Adding a Sudo User, Permission Denied

I am logged in as root and trying to create a sudo user because I receive the error "root user is not in the sudoers file" whenever I try to use sudo

So I tried:

visudo

and received permission denied, then tried:

chmod 755 /etc/sudoers

and received "chmod: changing permission of 'etc/sudoers': Operations not permitted

I running centos7. Any idea of where to go next?

Thanks!

4 Replies

CentOS handles sudo slightly differently then Debian-based distro's like Debian/Ubuntu, and you can read more about adding a limited user with sudo privileges here.

TLDR; This is what you need:

usermod -aG wheel example_user

This will add your example_user to the wheel group, which is how sudoers are configured in CentOS.

Why are you trying to use sudo if you're already logged in as root?

The user would need to use the NOPASSWD directive in his /etc/sudoers file.

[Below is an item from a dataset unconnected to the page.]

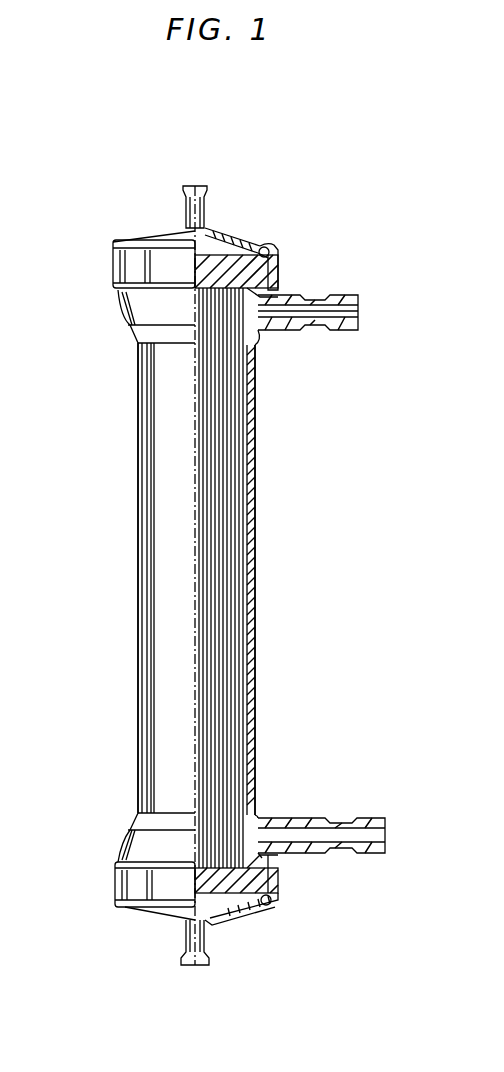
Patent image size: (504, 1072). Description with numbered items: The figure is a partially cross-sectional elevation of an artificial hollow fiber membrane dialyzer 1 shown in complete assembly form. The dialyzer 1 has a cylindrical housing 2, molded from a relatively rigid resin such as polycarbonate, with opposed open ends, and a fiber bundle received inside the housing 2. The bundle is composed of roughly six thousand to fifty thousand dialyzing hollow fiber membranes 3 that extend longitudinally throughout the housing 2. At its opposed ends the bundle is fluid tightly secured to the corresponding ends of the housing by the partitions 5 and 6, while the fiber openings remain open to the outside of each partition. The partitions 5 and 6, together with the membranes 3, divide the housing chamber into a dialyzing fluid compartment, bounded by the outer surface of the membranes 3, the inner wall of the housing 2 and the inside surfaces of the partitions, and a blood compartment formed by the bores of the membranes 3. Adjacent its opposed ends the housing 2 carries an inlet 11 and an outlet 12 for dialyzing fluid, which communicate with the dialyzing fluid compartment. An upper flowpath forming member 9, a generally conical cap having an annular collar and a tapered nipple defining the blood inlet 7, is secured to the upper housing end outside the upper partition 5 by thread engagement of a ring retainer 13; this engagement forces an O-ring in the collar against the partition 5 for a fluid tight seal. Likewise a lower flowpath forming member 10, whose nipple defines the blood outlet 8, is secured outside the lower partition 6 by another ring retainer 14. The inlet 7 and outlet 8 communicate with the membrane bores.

If your current user is named ‘user’ and your host ‘host’, you would need to insert the following lines to the file /etc/sudoers:

user host = (root) NOPASSWD: /sbin/shutdown
user host = (root) NOPASSWD: /sbin/reboot

Once this is done, the user ‘user’ will be able run these commands on ‘host’ without a password. The other commands however will still require a password though.

The commands mentioned in the /etc/sudoers file would need to be qualified in full, which means that their absolute path has to be specified correctly as dictated in the sudoers help or man page . A relative path is therefore not accepted and will be considered a syntax error.

In order to run any command in a given directory, the command would need to end with a trailing character (/) and should point to that specific directory. Note that the sub directories are not included in this case.

In the example below, the user is able to run any command in the directory /home/userfolder/bin/:

user host = (root) NOPASSWD: /home/userfolder/bin/

Note: to not lock yourself out of the system, it is good practice to use the command visudo for editing the sudoers file – This is just a precautionary measure in case you unintentionally write an incorrect statement in the sudoers file.
visudo will actually save your altered file to a temporary folder and will only overwrite the original sudoers file if the modified file has no errors.

Checkout this page for additional information. How to use sudo without having to enter a password in Ubuntu

Thank you all for the replies. As you can tell I am new to Linux.

@_Brian thanks, now I am using the correct commands for CentOS but it is still returning permission denied.